Depuis plusieurs mois, la France traverse un épisode de sécheresse historique que les vagues de chaleur estivales ont sensiblement aggravé. La quasi-totalité des départements sont concernés par ce stress hydrique, et plus d’une centaine de communes sont actuellement privées d’eau potable.
Ce type de crise, qui était encore vécue il y a une vingtaine d’années comme un phénomène exceptionnel, devient de plus en plus fréquent sous l’effet du réchauffement climatique. Cette dégradation de l’accès à l’eau dans notre pays doit amener à une prise de conscience collective sur la nécessité de changer les comportements en matière d’utilisation et de préservation des ressources.
Si les mesures d’urgence consistant à rationner ponctuellement l’accès à l’eau peuvent résoudre certaines situations à court terme, elles ne sont pas à la hauteur pour répondre aux enjeux qui se posent dès aujourd’hui et vont devenir de plus en plus cruciaux dans les prochaines années. Le ministre de la transition écologique, Christophe Béchu, a pointé il y a quelques jours le sujet des déperditions lors de l’acheminement de l’eau vers les utilisateurs. Un litre sur cinq n’atteint pas sa destination. Eviter les gaspillages relève du bon sens, mais au-delà, c’est toute notre approche du cycle de l’eau qu’il faut revoir de fond en comble.
Quand l’eau devient une ressource de plus en plus précieuse, la première des priorités devrait consister à protéger les réserves existantes. Or, du fait d’une agriculture intensive, surconsommatrice de nitrates et de pesticides, un tiers des points de captage, souillés, ont été rendus inutilisables.

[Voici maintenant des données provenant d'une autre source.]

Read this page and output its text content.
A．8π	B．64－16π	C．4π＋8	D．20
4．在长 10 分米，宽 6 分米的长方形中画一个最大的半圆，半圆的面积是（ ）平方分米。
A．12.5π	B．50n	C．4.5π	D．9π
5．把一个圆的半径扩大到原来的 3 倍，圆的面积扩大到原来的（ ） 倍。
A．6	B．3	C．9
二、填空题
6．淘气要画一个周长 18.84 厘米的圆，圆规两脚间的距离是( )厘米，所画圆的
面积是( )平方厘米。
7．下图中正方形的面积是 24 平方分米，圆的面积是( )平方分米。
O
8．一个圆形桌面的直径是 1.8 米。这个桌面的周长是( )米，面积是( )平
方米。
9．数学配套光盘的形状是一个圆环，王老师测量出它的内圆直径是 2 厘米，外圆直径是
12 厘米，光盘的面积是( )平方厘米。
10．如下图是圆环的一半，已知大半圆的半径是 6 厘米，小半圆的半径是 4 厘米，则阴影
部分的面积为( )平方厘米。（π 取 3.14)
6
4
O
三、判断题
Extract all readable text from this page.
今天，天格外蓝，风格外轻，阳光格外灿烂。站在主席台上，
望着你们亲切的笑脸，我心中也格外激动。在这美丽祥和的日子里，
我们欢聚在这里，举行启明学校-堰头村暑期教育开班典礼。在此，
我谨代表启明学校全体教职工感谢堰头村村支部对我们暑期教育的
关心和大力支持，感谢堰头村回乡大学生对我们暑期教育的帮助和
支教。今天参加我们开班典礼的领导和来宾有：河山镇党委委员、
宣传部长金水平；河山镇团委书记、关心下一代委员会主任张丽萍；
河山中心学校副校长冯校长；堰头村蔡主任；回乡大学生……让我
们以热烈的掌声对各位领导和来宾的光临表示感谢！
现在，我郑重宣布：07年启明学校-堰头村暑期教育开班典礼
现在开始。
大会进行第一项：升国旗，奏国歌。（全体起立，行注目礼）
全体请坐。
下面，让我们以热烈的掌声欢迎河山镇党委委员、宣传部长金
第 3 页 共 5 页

Ce gâchis monumental n’était déjà pas admissible à l’époque où l’eau était abondante. Avec sa raréfaction, cette pollution devient encore plus aberrante.
Objectifs trop timides
Pour peser véritablement sur la gestion de l’eau en France, il convient de s’interroger sur les pratiques de l’agriculture, qui représente près de la moitié de la consommation en moyenne annuelle, et même les quatre cinquièmes en été. Le Varenne de l’eau et de l’agriculture face au changement climatique, une concertation lancée par le gouvernement qui s’est achevée en février, a pris des engagements de réduction des prélèvements agricoles sur les ressources hydriques. Mais les objectifs restent trop timides car, en toile de fond, il n’y a pas de remise en cause réelle d’un modèle de production agricole qui considère encore l’eau comme inépuisable.
Des solutions existent pourtant. Il s’agit de développer des systèmes d’irrigation plus efficaces, comme le goutte-à-goutte, de mettre en place des capteurs pour mesurer les taux d’humidité dans les sols, de choisir des cultures moins gourmandes en eau et surtout de faire davantage appel à l’agroforesterie.
La réutilisation des eaux usées traitées représente également un potentiel pour certains usages comme l’irrigation agricole, l’arrosage des espaces verts ou encore le nettoyage de la voirie. Quand l’Italie réemploie environ 10 % de ses eaux usées et l’Espagne 15 %, le taux en France n’est que de 0,1 %. Même si cette solution ne constitue pas la panacée, elle constituerait une mesure d’appoint utile.
La quantité d’eau disponible en surface et dans les nappes phréatiques est amenée inéluctablement à diminuer dans les années à venir. Le changement climatique ne va pas s’inverser à court terme. La solution passe donc par un changement de nos comportements, à commencer par une agriculture plus responsable et plus consciente que, sans eau c’est son existence même qui sera remise en cause.